Simmering feud between bluebird and a rival continues with allegations of patent fraud
Bluebird bio was hit with a patent infringement lawsuit last week from a Chicago-based biotech it has had an ongoing beef with calling for $2 billion to help cure the “irreparable harm” caused by alleged willful infringement.
Bluebird bio is facing a lawsuit from Errant Gene Therapeutics for violating patent law in two instances, the company says.
The suit alleges that bluebird infringed the rights of EGT’s recombinant vectors used in the gene therapy treatment of rare diseases such as sickle cell disease and beta thalassemia for its drugs Zynteglo and LentiGlobin. EGT has an exclusive license from the Memorial Sloan Kettering Cancer Center to patents titled “vector encoding human global gene and use thereof in treatment of Hemoglobinopathies.”
In 2016, Errant said that bluebird and Third Rock, a venture capital firm co-founded by bluebird CEO Nick Leschly, blocked their gene therapy from reaching the market. In 2010, Errant was set to start clinical trials with MSK and NIH, and Third Rock met with MSK and “admitted” that the Errant vector was better than bluebird’s.
That, Errant alleges, led to a secret agreement to stall the development of Errant’s vector. MSK demanded that Errant find a commercial partner as a condition before starting clinical trials — but despite Errant fulfilling that condition, MSK rejected the contract and instead initiated arbitration against Errant, the drug developer claimed in the lawsuit.
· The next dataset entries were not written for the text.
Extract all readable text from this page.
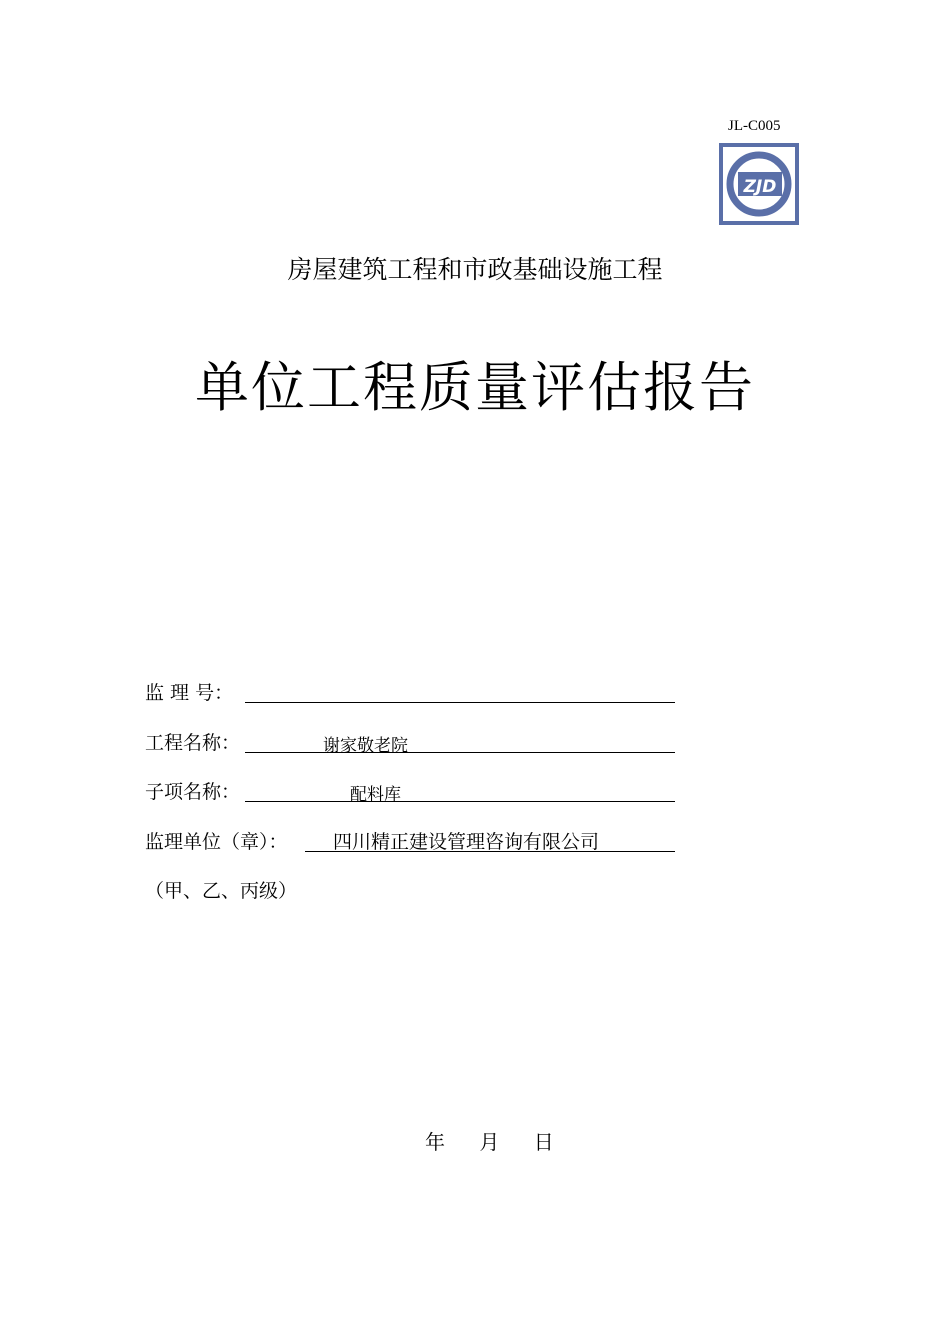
JL-C005
ZJD
房屋建筑工程和市政基础设施工程
单位工程质量评估报告
监 理 号：
工程名称：	谢家敬老院
子项名称：	配料库
监理单位（章）： 四川精正建设管理咨询有限公司
（甲、乙、丙级）
年 月 日
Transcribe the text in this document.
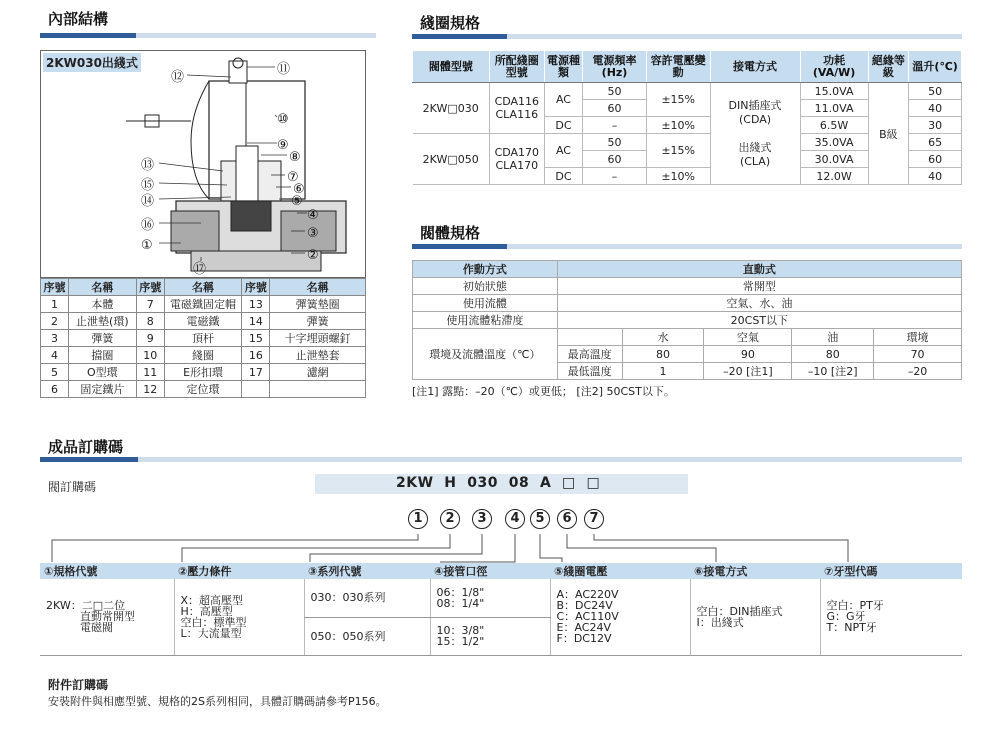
內部結構	綫圈規格
閥體規格
成品訂購碼
2KW030出綫式
⑫
⑪
⑩
⑨
⑧
⑬
⑦
⑮	⑥
⑭	⑤
④
⑯
③
①
②
⑰
序號	名稱	序號	名稱	序號	名稱
1	本體	7	電磁鐵固定帽	13	彈簧墊圈
2	止泄墊(環)	8	電磁鐵	14	彈簧
3	彈簧	9	頂杆	15	十字埋頭螺釘
4	擋圈	10	綫圈	16	止泄墊套
5	O型環	11	E形扣環	17	濾網
6	固定鐵片	12	定位環		
閥體型號	所配綫圈型號	電源種類	電源頻率(Hz)	容許電壓變動	接電方式	功耗(VA/W)	絕緣等級	溫升(℃)
2KW□030	CDA116
CLA116	AC	50	±15%	DIN插座式
(CDA)

出綫式
(CLA)	15.0VA	B級	50
			60			11.0VA		40
		DC	–	±10%		6.5W		30
2KW□050	CDA170
CLA170	AC	50	±15%		35.0VA		65
			60			30.0VA		60
		DC	–	±10%		12.0W		40
作動方式	直動式				
初始狀態	常開型				
使用流體	空氣、水、油				
使用流體粘滯度	20CST以下				
環境及流體溫度（℃）		水	空氣	油	環境
	最高溫度	80	90	80	70
	最低溫度	1	–20 [注1]	–10 [注2]	–20
[注1] 露點：–20（℃）或更低； [注2] 50CST以下。
閥訂購碼	2KW  H  030  08  A  □  □
1	2	3	4	5	6	7
①規格代號	②壓力條件	③系列代號	④接管口徑	⑤綫圈電壓	⑥接電方式	⑦牙型代碼
2KW：二□二位
直動常開型
電磁閥	X：超高壓型
H：高壓型
空白：標準型
L：大流量型	030：030系列	06：1/8"
08：1/4"	A：AC220V
B：DC24V
C：AC110V
E：AC24V
F：DC12V	空白：DIN插座式
I：出綫式	空白：PT牙
G：G牙
T：NPT牙
		050：050系列	10：3/8"
15：1/2"			
附件訂購碼
安裝附件與相應型號、規格的2S系列相同，具體訂購碼請參考P156。
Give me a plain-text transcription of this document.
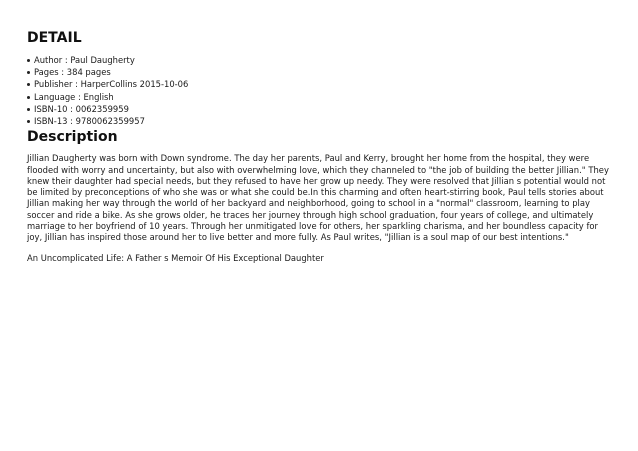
DETAIL
Author : Paul Daugherty
Pages : 384 pages
Publisher : HarperCollins 2015-10-06
Language : English
ISBN-10 : 0062359959
ISBN-13 : 9780062359957
Description

Jillian Daugherty was born with Down syndrome. The day her parents, Paul and Kerry, brought her home from the hospital, they were flooded with worry and uncertainty, but also with overwhelming love, which they channeled to "the job of building the better Jillian." They knew their daughter had special needs, but they refused to have her grow up needy. They were resolved that Jillian s potential would not be limited by preconceptions of who she was or what she could be.In this charming and often heart-stirring book, Paul tells stories about Jillian making her way through the world of her backyard and neighborhood, going to school in a "normal" classroom, learning to play soccer and ride a bike. As she grows older, he traces her journey through high school graduation, four years of college, and ultimately marriage to her boyfriend of 10 years. Through her unmitigated love for others, her sparkling charisma, and her boundless capacity for joy, Jillian has inspired those around her to live better and more fully. As Paul writes, "Jillian is a soul map of our best intentions."

An Uncomplicated Life: A Father s Memoir Of His Exceptional Daughter
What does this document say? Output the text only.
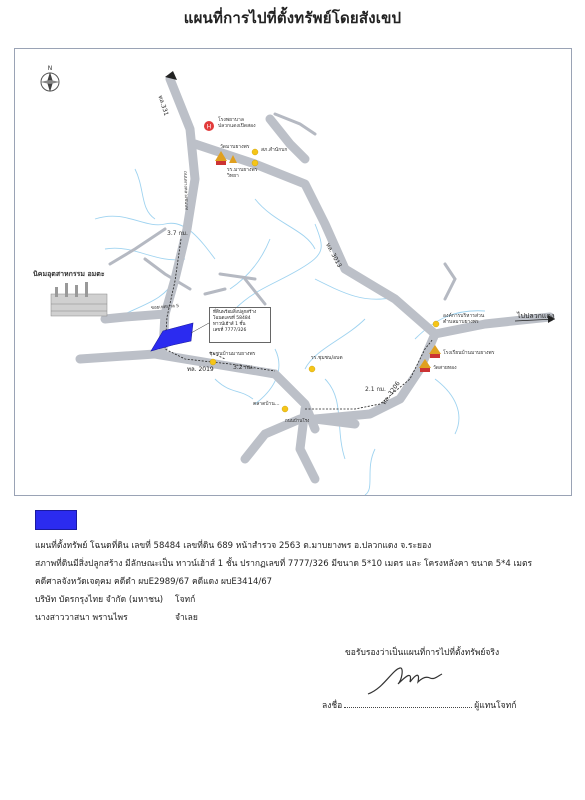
แผนที่การไปที่ตั้งทรัพย์โดยสังเขป
H
N
ทล.331
ทล. 3013
ทล. 2019
ทล. 3206
ไปปลวกแดง
ถนนทางหลวงชนบท
ซอยเทศบาล 5
ถนนบ้านโรง
3.7 กม.
3.2 กม.
2.1 กม.
โรงพยาบาล
ปลวกแดงเปิดสอง
วัดมาบยางพร สภ.สำนักบก
รร.มาบยางพร
วิทยา
นิคมอุตสาหกรรม อมตะ
ชุมชนบ้านมาบยางพร
รร.ชุมชน/อบต
องค์การบริหารส่วน
ตำบลมาบยางพร
โรงเรียนบ้านมาบยางพร
วัดสายทอง
ตลาดบ้าน...
ที่ดินพร้อมสิ่งปลูกสร้าง
โฉนดเลขที่ 58484
ทาวน์เฮ้าส์ 1 ชั้น
เลขที่ 7777/326
แผนที่ตั้งทรัพย์ โฉนดที่ดิน เลขที่ 58484 เลขที่ดิน 689 หน้าสำรวจ 2563 ต.มาบยางพร อ.ปลวกแดง จ.ระยอง
สภาพที่ดินมีสิ่งปลูกสร้าง มีลักษณะเป็น ทาวน์เฮ้าส์ 1 ชั้น ปรากฏเลขที่ 7777/326 มีขนาด 5*10 เมตร และ โครงหลังคา ขนาด 5*4 เมตร
คดีศาลจังหวัดเจตุคม คดีดำ ผบE2989/67 คดีแดง ผบE3414/67
บริษัท บัตรกรุงไทย จำกัด (มหาชน) โจทก์
นางสาววาสนา พรานไพร	จำเลย
ขอรับรองว่าเป็นแผนที่การไปที่ตั้งทรัพย์จริง
ลงชื่อ	ผู้แทนโจทก์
EGT, which changed its name to San Rocco Therapeutics in May, was established in 1993 by CEO Patrick Girondi after his son Rocco was diagnosed with beta thalassemia, an inherited blood disorder. Errant developed the viral vector alongside MSK in 2000. Errant contacted MSK scientist Michel Sadelain, who published a paper showing the potential of the gene therapy in mice, and started to fund his research. Five years later, Errant bought exclusive rights of the tech for blood disorders, and the company patented the vector in 2009.
MSK granted Errant an exclusive commercial license in 2005, the lawsuit states.
The latest suit alleges that bluebird willfully infringed on two of Errant’s patents. In September, bluebird was granted breakthrough designation for its gene therapy for beta thalassemia.
“Bluebird has engaged and continues to engage in non-regulatory conduct and post-FDA submission activities related to the commercialization of the BB305 vector, which infringes on the ‘179 and ‘061 patents,” the lawsuit states.
This current lawsuit highlights bluebird’s ramp-up of commercial manufacturing in the US for the BB305 vector, as well as stockpiling and other commercialization activities for the vector that Errant says “are not reasonably related to obtaining FDA approval.”
According to the lawsuit, EGT claims it has suffered irreparable harm, and asks for $2 billion. It says that its own gene therapy is slated to cost more than $1 million less than bluebird’s, which is projected to cost $2 million per patient. Leschly caused jaws to drop in 2019 when he announced that it would have a price tag of $1.8 million per patient, just behind Novartis’ spinal muscular atrophy therapy treatment Zolgensma for the crown of most expensive treatment.
The lawsuit has been a long time coming. In August 2019, the New York Supreme Court sanctioned bluebird for $25,000, and rejected its efforts to prevent EGT from proceeding with a lawsuit by holding the company in contempt.